When beginning the lean journey, it is helpful to develop a roadmap of the key milestones and programs that must be implemented along the way. To help with this process, two of the great lean resources, Lean Thinking by Womack & Jones and The Hitchhiker’s Guide to Lean by Flinchbaugh & Carlino, have been consulted. Even though the former was written in 1996 and the latter ten years later in 2006, they share some common traits in their framework for lean implementation. These shared traits can be summarized as 6 basic concepts:

Initiation – All lean initiatives must begin somewhere, and where better to begin than with the customer? What does your customer value? Which things are they willing to pay for and for what things aren’t they willing to pay? Once you have identified and specified value from the standpoint of the customer, all other things fall into place.

Waste Elimination – Many people think that Lean is about waste elimination only, but cutting waste is only one of many components. After you understand what your customer values, you can then go about systematically eliminating from your process the things for which your customer is not willing to pay (i.e. waste). Map all the steps in the value stream and eliminate the seven classic forms of waste (more on this topic in the next webletter).

Flow – After waste has been eliminated, work to get the steps in the value stream into a tight sequence that flows smoothly towards the customer. Here is an opportunity to directly observe work (with your own eyes). Stand in the place that the work is performed and seek to understand why things are done the way they are. Look at this work from the “big picture” as a linked sequence of activities, connections, and flows.

Pull – Once flow has been established in the process, it’s time to implement a pull system. Let customers, either external or internal, pull value from the next upstream activity by sending a signal, such as a Kanban, when they need more material or product.

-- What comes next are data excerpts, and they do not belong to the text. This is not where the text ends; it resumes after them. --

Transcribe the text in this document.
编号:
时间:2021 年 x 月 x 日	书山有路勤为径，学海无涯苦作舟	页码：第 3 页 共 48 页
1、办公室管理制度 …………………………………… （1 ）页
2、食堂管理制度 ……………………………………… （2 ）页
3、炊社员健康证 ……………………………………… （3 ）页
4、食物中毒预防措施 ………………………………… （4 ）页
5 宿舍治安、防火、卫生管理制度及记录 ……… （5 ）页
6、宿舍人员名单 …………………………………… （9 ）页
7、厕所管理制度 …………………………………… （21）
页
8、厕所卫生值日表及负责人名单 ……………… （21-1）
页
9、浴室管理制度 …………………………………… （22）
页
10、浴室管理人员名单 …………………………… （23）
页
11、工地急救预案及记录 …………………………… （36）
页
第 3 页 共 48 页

Organizational – There is a huge organizational component to Lean that must be addressed early—through clear channels of communication. Lean initiatives and their benefits are sometimes preceded by bad impressions of what this means to the employees. Clear communication from the beginning will help to diffuse any misconceptions. There must be agreement throughout the organization about what new terms and visual signs mean and how to use them. One must create a learning organization that enables systematic problem solving to get to the root cause of issues.

Sustainability – As transparency increases and waste is further eliminated, pursue perfection through continuous improvement. Always be setting goals and looking ahead to where you want to be in both the short-term and long-term.